SOLAR CELLS

Magnolia Optical Technologies has been focusing on broadband absorption design usng nanastructured sola cells.


The solar-electric conversion efficiency of traditional semiconductor solar cells is limited by a fundamental trade-off between the current generated by photon absorption and the operating voltage. Photons with energies below the semiconductor band gap pass straight through the device and do not contribute to the photocurrent. High-energy photons can be absorbed, but the resulting electrons are collected and extracted at a lower voltage, limited by the intrinsic energy gap. Any difference in energy between the photon and the semiconductor band gap is lost as heat. The conversion efficiency of single-junction devices using optimal materials with mid-range energy gaps (~1 to 1.5eV) is typically limited to less than 25% of the incident solar power.
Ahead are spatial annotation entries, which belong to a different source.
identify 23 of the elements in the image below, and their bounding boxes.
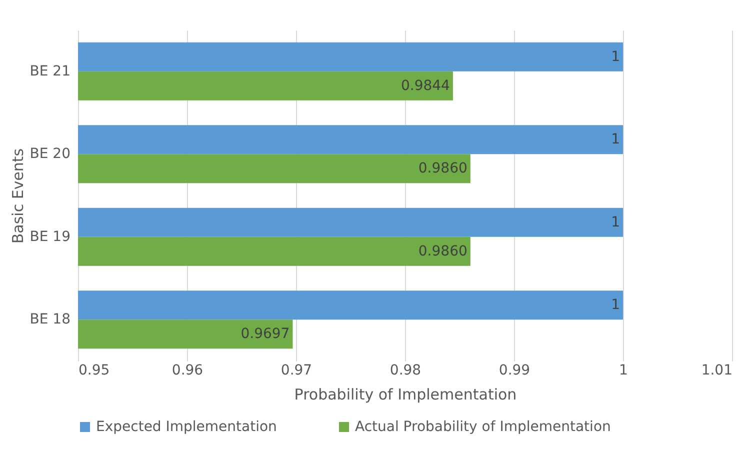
x-tick-label: 0.97 [280, 362, 312, 378]
x-tick-label: 0.98 [390, 362, 422, 378]
y-axis-title: Basic Events [8, 148, 27, 244]
y-tick-label: BE 20 [30, 146, 70, 162]
y-tick-label: BE 18 [30, 312, 70, 328]
x-tick-label: 1 [619, 362, 628, 378]
x-tick-label: 1.01 [701, 362, 732, 378]
data-label: 0.9844 [400, 78, 450, 94]
legend-label: Actual Probability of Implementation [355, 419, 611, 435]
data-label: 0.9860 [418, 160, 468, 177]
data-label: 1 [611, 297, 620, 314]
x-tick-label: 0.95 [78, 362, 110, 378]
data-label: 1 [611, 132, 620, 148]
data-label: 0.9697 [240, 326, 290, 342]
x-axis-title: Probability of Implementation [294, 386, 517, 404]
x-tick-label: 0.96 [172, 362, 204, 378]
x-tick-label: 0.99 [498, 362, 530, 378]
data-label: 1 [611, 214, 620, 230]
y-tick-label: BE 19 [30, 228, 70, 245]
y-tick-label: BE 21 [30, 63, 70, 80]
data-label: 1 [611, 48, 620, 65]
data-label: 0.9860 [418, 243, 468, 260]
legend-label: Expected Implementation [96, 419, 277, 435]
Quantum effects in nanostructured materials enable the development of new device concepts that can radically enhance the operation of traditional semiconductors. For example, a larger fraction of the optical spectrum can be harnessed while maximizing the solar-cell operating voltage by using quantum wells and quantum dots embedded in a higher-band-gap barrier material.

Nanostructured devices thus allow bypassing of the usual dependence of short-circuit current on open-circuit voltage, which limits conventional solar-cell design. Ultra-high conversion efficiencies are also predicted for photovoltaic devices that collect low-energy photons through a two-step process that pumps electrons from the valance to the conduction band via an intermediate stage. Theoretically, the maximum efficiency of a single-junction intermediate-band solar cell matches that of a three-junction tandem cell while avoiding the limitations of current matching and sub-cell interconnection.